Forward pass. If edge weights are not present the forward pass defaults to an unweighted graph.

Arg types:
• X (PyTorch FloatTensor) - Sequence of node features of shape (Batch size X Input time steps X Num nodes X In channels).

• edge_index (PyTorch LongTensor) - Graph edge indices.

• edge_weight (PyTorch LongTensor, optional)- Edge weight vector.

Return types:
• T (PyTorch FloatTensor) - Sequence of node features.

training: bool
class ASTGCN(nb_block: int, in_channels: int, K: int, nb_chev_filter: int, nb_time_filter: int, time_strides: int, num_for_predict: int, len_input: int, num_of_vertices: int, normalization: Optional[str] = None, bias: bool = True)[source]

An implementation of the Attention Based Spatial-Temporal Graph Convolutional Cell. For details see this paper: “Attention Based Spatial-Temporal Graph Convolutional Networks for Traffic Flow Forecasting.”

Parameters
• nb_block (int) – Number of ASTGCN blocks in the model.

• in_channels (int) – Number of input features.

• K (int) – Order of Chebyshev polynomials.
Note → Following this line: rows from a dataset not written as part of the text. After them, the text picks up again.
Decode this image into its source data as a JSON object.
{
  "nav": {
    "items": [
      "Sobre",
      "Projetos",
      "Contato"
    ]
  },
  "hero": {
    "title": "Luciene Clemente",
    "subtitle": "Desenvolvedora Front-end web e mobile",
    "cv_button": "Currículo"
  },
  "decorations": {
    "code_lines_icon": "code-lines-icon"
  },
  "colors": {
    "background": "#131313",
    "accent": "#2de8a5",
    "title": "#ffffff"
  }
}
Degree is K-1.

• nb_chev_filters (int) – Number of Chebyshev filters.

• nb_time_filters (int) – Number of time filters.

• time_strides (int) – Time strides during temporal convolution.

• edge_index (array) – edge indices.

• num_for_predict (int) – Number of predictions to make in the future.

• len_input (int) – Length of the input sequence.

• num_of_vertices (int) – Number of vertices in the graph.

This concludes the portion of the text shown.